De l’espèce originaire (Musa paradisiaca L), le mei’a local, les Tahitiens connaissaient plusieurs variétés. La banane poussait en plaine et son caractère sucré en avait fait un met plutôt réservé aux grandes familles. Les plus humbles (manahune notamment) se contentaient, en tout cas officiellement, d’une banane non sucrée, qu’ils consommaient cuite ou crue : musa troglodytarum L, une variété qui poussait alors plutôt en montagne, entre 400 et 1200 m : le fe’i. A l’instar du ’uru et de la coco, c’était l’un des aliments de base des Tahitiens, connu dans les Caraïbes sous le nom de banane plantain, banane jaune ou banane farine.

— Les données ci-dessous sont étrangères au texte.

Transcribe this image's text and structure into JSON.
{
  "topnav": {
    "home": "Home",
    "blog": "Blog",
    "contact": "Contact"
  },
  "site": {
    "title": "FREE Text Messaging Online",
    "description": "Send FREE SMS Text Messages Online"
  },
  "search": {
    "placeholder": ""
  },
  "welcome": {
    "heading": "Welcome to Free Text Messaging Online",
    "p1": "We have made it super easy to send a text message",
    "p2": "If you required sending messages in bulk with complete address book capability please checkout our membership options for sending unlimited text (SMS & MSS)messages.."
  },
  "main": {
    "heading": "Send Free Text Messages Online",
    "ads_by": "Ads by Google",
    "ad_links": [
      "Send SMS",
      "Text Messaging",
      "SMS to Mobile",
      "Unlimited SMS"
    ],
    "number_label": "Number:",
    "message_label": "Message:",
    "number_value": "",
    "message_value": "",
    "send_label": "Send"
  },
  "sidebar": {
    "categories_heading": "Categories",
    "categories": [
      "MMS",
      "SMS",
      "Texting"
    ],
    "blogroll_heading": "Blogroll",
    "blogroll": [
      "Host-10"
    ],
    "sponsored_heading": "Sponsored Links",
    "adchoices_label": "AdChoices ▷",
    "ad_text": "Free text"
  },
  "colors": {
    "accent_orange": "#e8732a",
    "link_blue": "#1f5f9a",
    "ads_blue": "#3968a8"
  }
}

34 variétés de mei’a et 18 variétés de fe’i ont été recensées par Teuira Henry (Tahiti aux temps anciens, p. 42-43).
Du four aux rituels
La banane a besoin d’un sol riche pour se développer. On a ainsi longtemps cru que le fe’i, poussant sur des sols parfois plus ingrats en montagne, était sauvage : il n’en est rien. L’un comme l’autre avait une importance particulière en Polynésie orientale, tout particulièrement à Rapa Nui, l’île de Pâques, où le ’uru ne s’était pas acclimaté et où le cocotier, pourtant célébré par des hymnes, ne s’était pas développé. Des jardins en profondeur de fe’i et de mei’a protégeaient ainsi les plantations, notamment des chiens et des rats.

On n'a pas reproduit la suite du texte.